JAKARTA - Peneliti Lembaga Ilmu Pengetahuan Indonesia (LIPI) Ahmad Helmy Fuady menunjukkan data bahwa China dalam waktu singkat telah menjelma menjadi raksasa ekonomi dunia.
"China muncul sebagai sebuah kekuatan yang sangat besar," kata peneliti Pusat Penelitian Sumber Daya Regional (P2SDR) LIPI Ahmad Helmy Fuady seperti dikutip Harian Neraca, Jakarta, Senin (17/12/2018).
Dia menjelaskan bahwa pada tahun 2001 masih belum banyak negara bekerja sama dengan China. "Di 2001 hampir tidak ada koneksi ke China, artinya sekitar 17 tahun yang lalu natural resources belum banyak mengalir ke sana, di dunia perdagangan belum banyak orang mempertimbangkan tentang China," katanya.
Baca Juga: China Bangun Gedung Pencakar Langit Paling Banyak
Namun 15 tahun berselang ternyata China telah mampu menjadi pusat perdagangan dunia. "Di 2016 kita lihat bagaimana dia jadi pusat dari perdagangan dunia," kata pria yang karib disapa Helmy ini. Salah satu buktinya adalah besarnya porsi produk domestik bruto (PDB) Cina terhadap jumlah PDB seluruh dunia. "Saat ini China sudah sekitar 15% GDP-nya dibanding GDP dunia," katanya.
China pun telah melakukan ekspansi bisnis dengan baik di Afrika. Dia mencontohkan salah satunya di wilayah Afrika, tulisan berbahasa China terdapat di banyak tempat yang menunjukkan besarnya kerja sama antara kedua negara. Helmy juga menceritakan bahwa di beberapa negara Asia Tenggara, infrastruktur yang dibangun banyak yang berasal dari negara China.
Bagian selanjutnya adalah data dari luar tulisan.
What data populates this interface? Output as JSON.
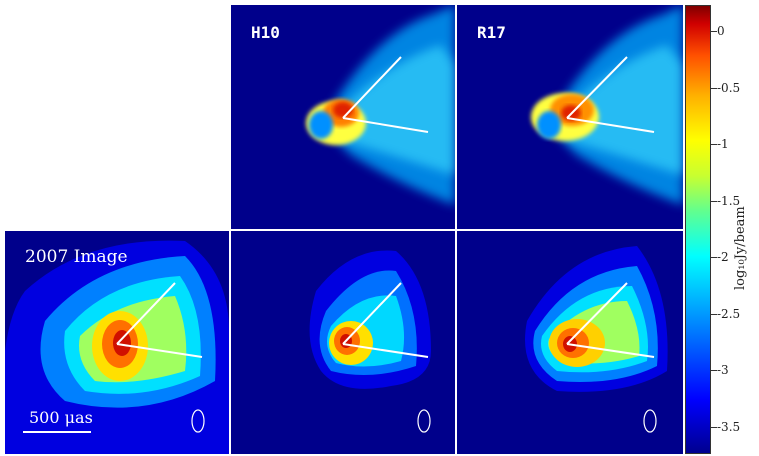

"Hal yang sama juga ditemui oleh teman-teman kami yang melakukan penelitian di Asia Tenggara, di kota-kota perbatasan Vietnam, Thailand, dan sebagainya, bagaimana pengaruh infrastruktur China itu masuk begitu pesat ke sana," katanya.
Pihaknya meminta pemerintah agar melakukan upaya penguatan produk ekspor dan meningkatkan kerja sama bilateral untuk bersaing dengan ekspansi agresif yang dilakukan oleh China.
"Ada hal penting sebenarnya yang perlu dilakukan di internal di domestik tentang diversifikasi produk kita, juga bagaimana penguatan produk supaya lebih dengan teknologi yang lebih tinggi dan sebagainya, hal yang dilakukan Indonesia juga menambah free trade agreement begitu banyak, bilateral trade agreement yang saat ini coba dilakukan oleh Indonesia," katanya.
Baca Juga: Perang Dagang AS-China Memanas, Pertumbuhan Ekonomi Global Memburuk
Meskipun begitu, pertumbuhan ekonomi china belakangan mulai banyak terkoreksi lantaran perang dagang dengan Amerika Serikat. China merilis data hasil produksi industri dan pertumbuhan penjualan ritel bulan November 2018 yang berada di bawah ekspektasi.
Hal ini berdasarkan data yang dirilis BPS, data tersebut sejalan dengan ekonomi China menunjukkan tanda-tanda perlambatan karena perang dagang dengan AS.
Hasil produksi industri pada November 2018 tumbuh 5,4% dibandingkan periode yang sama tahun lalu. Capaian tersebut merupakan angka terendah dalam tiga tahun. Pertumbuhan tersebut lebih rendah dibandingkan poling para analis Reuters yang mencapai 5,9%. Sementara itu, penjualan ritel tumbuh 8,1 persen pada November 2018, angka terendah sejak 2003 dan lebih rendah dibandingkan pada bulan Oktober 2018 yang mencapai 8,6%.
Investasi aset tetap tumbuh 5,9%selama Januari-November 2018, lebih tinggi dibandingkan proyeksi ekonom yakni 5,8%. Data ekonomi China sangat dipantau oleh banyak pihak, terkait dengan perang dagang dengan AS. Ini sejalan pula dengan defisit transaksi berjalan dengan China yang dikeluhkan Trump.